IBM PE_RTE 1.2.0.5 [June 11, 2012]
MPI:
- Fixed a problem with hangs in MPI jobs after MPI_Finalize times out.
- Fixed a problem with nonblocking MPI IO failures with MPICH2.
POE:
- Fixed a problem with WAIT next to COMPLETE in a command file.
- Fixed an issue where MPI jobs were killed when using the POE run-queue co-scheduler.
- Fixed a problem with the coscheduler library path not being correctly set.
- Added support for checkpoint/restart.
- Added packaging & installation improvements.
- Fixed a problem with an empty MP_MSG_API value.
- Fixed an issue with task signal handler reentry.
- Updated pe_node_diag script to display xinetd settings.
- Added MP_EUILIBPATH value to the LD_LIBRARY_PATH when launching the job.
- Fixed a problem with internal messaging for TotalView support.
- Fixed a problem with open files in task child code with task affinity.
- Fixed an issue with I/O buffer overflow when MP_LABELIO=YES is set.
PAMI:
- Fixed an issue with jobs timing out due to AIX clock drift.
- Fixed a problem where PNSD will sometimes crash when processing the STATUS_ADAPTER request.
- Fixed an issue with User Space jobs failing on P7IH.
- Fixed a problem with collective operations under Fortran programs.
- Fixed a problem where the NRT API provides an incorrect return code value on unload functions.
- Fixed a problem with multiple endpoints with large task counts.
- Fixed an issue with long delays & timeouts during job initialization with shared memory in use.
- Fixed a problem with initialization with RDMA when resuming a job.

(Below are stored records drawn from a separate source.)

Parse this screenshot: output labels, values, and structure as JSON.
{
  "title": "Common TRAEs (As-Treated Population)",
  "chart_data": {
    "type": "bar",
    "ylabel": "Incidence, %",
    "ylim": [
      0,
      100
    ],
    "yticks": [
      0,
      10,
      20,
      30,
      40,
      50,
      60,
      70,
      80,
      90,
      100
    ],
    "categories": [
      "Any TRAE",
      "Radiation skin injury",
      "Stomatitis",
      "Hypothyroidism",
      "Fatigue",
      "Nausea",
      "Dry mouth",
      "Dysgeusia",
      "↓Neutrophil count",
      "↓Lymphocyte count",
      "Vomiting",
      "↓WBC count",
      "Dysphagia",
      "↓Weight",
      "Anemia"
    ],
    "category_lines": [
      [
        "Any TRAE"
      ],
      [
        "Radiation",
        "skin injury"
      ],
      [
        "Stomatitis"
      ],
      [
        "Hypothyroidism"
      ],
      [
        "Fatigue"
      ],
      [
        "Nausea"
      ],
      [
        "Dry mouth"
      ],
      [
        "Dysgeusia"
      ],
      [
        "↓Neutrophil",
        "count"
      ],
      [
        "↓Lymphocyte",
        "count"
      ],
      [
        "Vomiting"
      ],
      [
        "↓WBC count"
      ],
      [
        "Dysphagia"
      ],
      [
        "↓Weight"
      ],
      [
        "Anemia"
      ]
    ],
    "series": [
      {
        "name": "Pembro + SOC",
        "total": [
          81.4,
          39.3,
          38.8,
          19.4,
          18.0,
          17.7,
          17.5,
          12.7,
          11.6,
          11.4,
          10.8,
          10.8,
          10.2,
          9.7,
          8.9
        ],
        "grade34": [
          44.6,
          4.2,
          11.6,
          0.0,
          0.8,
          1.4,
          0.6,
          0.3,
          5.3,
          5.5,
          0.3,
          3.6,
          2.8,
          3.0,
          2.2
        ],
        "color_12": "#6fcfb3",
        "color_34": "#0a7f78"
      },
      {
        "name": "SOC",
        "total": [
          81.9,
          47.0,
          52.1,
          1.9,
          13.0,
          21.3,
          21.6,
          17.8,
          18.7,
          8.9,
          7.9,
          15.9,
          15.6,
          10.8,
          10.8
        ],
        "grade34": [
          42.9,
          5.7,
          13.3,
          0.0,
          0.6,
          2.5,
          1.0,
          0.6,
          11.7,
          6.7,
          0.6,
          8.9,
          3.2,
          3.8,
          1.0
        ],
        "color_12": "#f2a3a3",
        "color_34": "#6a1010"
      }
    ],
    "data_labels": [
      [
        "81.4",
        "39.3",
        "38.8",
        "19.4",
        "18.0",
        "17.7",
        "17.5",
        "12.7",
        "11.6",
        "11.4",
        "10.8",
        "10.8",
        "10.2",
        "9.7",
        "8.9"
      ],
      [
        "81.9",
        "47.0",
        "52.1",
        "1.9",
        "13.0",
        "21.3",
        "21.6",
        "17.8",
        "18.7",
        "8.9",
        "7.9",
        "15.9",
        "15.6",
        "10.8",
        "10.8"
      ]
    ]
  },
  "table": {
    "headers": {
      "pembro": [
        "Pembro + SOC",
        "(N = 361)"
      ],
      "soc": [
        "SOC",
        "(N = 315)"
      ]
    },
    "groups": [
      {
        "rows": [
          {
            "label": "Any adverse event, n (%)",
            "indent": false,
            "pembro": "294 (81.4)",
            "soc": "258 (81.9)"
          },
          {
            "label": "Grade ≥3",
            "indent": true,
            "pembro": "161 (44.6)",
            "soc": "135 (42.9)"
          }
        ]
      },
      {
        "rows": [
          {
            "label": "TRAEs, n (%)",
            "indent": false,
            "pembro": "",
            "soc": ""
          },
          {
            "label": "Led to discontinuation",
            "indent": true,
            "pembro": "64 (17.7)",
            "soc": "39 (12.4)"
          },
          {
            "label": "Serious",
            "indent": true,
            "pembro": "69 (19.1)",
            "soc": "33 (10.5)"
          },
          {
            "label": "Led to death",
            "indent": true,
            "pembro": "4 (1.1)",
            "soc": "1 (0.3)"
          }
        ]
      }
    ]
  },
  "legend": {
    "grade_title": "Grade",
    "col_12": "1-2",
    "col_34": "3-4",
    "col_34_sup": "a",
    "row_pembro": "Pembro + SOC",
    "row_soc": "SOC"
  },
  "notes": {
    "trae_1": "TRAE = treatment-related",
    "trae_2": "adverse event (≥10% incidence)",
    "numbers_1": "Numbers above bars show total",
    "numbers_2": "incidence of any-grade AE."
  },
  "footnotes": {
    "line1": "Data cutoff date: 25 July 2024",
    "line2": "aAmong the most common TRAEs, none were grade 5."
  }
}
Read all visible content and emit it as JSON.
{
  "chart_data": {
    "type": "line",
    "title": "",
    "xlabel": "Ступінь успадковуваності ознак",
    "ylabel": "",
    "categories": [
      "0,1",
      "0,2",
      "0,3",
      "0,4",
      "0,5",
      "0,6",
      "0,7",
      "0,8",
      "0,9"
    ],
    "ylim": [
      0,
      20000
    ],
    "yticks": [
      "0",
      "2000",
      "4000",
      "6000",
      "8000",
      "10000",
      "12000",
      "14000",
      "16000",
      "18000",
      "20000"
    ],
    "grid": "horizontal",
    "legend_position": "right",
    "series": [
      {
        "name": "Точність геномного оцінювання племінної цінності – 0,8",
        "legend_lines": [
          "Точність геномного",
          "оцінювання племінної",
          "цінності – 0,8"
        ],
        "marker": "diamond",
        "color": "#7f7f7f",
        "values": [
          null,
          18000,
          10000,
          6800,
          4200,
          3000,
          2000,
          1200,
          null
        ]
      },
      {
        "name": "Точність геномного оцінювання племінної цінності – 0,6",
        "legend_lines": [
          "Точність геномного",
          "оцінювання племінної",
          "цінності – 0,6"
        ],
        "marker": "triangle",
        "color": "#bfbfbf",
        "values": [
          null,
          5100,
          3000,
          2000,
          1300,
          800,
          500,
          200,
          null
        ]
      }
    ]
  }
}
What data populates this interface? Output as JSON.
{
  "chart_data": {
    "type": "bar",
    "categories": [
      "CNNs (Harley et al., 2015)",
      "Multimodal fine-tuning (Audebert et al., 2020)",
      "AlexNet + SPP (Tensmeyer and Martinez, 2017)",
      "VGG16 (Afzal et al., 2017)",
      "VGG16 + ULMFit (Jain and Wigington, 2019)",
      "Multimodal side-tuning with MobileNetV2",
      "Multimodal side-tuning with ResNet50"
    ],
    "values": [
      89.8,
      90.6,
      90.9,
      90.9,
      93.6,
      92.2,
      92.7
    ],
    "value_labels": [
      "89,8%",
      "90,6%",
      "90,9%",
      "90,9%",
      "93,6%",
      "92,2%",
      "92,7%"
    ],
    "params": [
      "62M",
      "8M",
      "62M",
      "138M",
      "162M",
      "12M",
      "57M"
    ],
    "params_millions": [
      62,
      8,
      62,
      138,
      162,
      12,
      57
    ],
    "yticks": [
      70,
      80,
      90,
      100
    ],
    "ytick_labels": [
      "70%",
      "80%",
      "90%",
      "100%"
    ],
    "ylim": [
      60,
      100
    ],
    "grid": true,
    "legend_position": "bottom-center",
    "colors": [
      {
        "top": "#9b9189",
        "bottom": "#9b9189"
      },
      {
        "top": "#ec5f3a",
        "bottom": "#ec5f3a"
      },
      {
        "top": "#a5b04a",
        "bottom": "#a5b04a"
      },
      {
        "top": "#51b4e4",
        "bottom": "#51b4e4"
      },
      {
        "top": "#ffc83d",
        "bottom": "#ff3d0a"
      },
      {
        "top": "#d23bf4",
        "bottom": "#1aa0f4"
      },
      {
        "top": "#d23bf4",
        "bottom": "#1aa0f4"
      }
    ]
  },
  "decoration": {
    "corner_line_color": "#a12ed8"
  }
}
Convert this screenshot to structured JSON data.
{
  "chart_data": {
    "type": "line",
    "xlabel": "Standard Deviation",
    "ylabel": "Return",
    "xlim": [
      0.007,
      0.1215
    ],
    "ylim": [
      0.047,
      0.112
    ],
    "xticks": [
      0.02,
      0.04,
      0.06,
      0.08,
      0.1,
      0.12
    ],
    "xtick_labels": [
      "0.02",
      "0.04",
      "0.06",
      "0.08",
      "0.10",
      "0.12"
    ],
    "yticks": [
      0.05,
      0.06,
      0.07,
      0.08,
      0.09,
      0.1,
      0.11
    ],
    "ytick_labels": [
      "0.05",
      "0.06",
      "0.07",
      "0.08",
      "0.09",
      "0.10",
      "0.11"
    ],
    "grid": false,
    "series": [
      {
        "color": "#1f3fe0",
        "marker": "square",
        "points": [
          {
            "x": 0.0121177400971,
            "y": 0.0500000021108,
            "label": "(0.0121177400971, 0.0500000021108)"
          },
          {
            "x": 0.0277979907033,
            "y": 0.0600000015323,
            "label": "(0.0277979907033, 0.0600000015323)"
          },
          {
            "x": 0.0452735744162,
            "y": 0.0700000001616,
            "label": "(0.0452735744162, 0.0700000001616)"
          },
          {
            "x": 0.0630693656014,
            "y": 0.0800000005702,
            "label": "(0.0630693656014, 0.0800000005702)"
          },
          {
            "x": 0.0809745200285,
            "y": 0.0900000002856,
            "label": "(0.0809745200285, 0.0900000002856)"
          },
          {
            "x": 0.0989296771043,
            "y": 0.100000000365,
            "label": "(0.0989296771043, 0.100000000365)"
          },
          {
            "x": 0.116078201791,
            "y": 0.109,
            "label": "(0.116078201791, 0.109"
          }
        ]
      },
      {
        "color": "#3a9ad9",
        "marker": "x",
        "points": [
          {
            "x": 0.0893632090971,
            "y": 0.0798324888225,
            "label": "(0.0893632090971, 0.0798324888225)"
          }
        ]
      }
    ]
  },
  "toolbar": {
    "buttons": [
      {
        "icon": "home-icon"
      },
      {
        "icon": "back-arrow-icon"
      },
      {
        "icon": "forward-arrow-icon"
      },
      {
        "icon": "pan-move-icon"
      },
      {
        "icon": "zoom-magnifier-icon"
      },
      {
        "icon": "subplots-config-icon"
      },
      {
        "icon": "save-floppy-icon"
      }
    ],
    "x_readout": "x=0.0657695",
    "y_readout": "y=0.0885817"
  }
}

- Fixed a problem with a hang during sub jobs with MPICH2.
- Added latency performance improvements.
- Fixed a problem with a failure when using shared memory.
- Fixed a hang using multiple protocols.
- Added support to create multiple PAMI contexts.
- Improved shared memory bandwidth performance.
PDB:
- Fixed a problem debugging 32-bit applications.
- Fixed a problem where PDB was consuming a lot of CPU time.
- Fixed a problem with a hang in PDB launch mode.
- None
IBM PE_RTE 1.2.0.2 [April 9, 2012]
MPI:
- Add support for Statistics utility functions.
- Fixed a problem building MPI programs with MPICH2 compiler scripts.
POE:
- Fixed a problem when multiple protocol jobs hang during exit or when real-time signals are generated.
- Fixed an issue with pthread_cancel.
- Fixed a problem accessing the library path from the environment.
- Fixed an issue with long running applications.
PAMI:
- Fixed an issue with wrong answers after a restart.
- Fixed a shared memory leak issue.
- Fixed FORTRAN C binding name mingling problem.
- Fixed a problem with creating queue pairs.
PDB:
- Fixed a problem debugging 32-bit applications.
IBM PE_RTE 1.2.0.1 [March 19, 2012]
MPI:
- Fixed problems compiling & running MPI/MPICH2 programs
- Provide the library level used during job execution.
- fixed MPI program migration issues.
- Fixed an RDMA performance issues.
- Fixed na issue with MPI_FILE_READ_ALL hanging.
- Fixed an issue with MPI I/O lockless support.
- Fixed MPI point to point issues.
POE:
- updated man pages to correct some documentation details.
- corrected output for poe -v option to show installed RPM levels.
- cleanup the pelinks script for Linux.
- correct issues with POE running with huge pages.
- Fix task affinity issues on x86 Linux platforms.
- Fixed an issue with POE supporting short host names.
- Provided PE run time installation enhancements including automatically setting the SSH library version.
PAMI:
- Fix an issuw with MPI_Reduce_scatter_block producing bad data.
- Fix issues with MPICH RDMA reporting wrong data.
- Fix issues with compiling & running MPI/MPICH2 programs.
PDB:
- Fix an issue where PDB hides output.
- Correct issues with mangled C++ function names.
- Fix support initialization issues.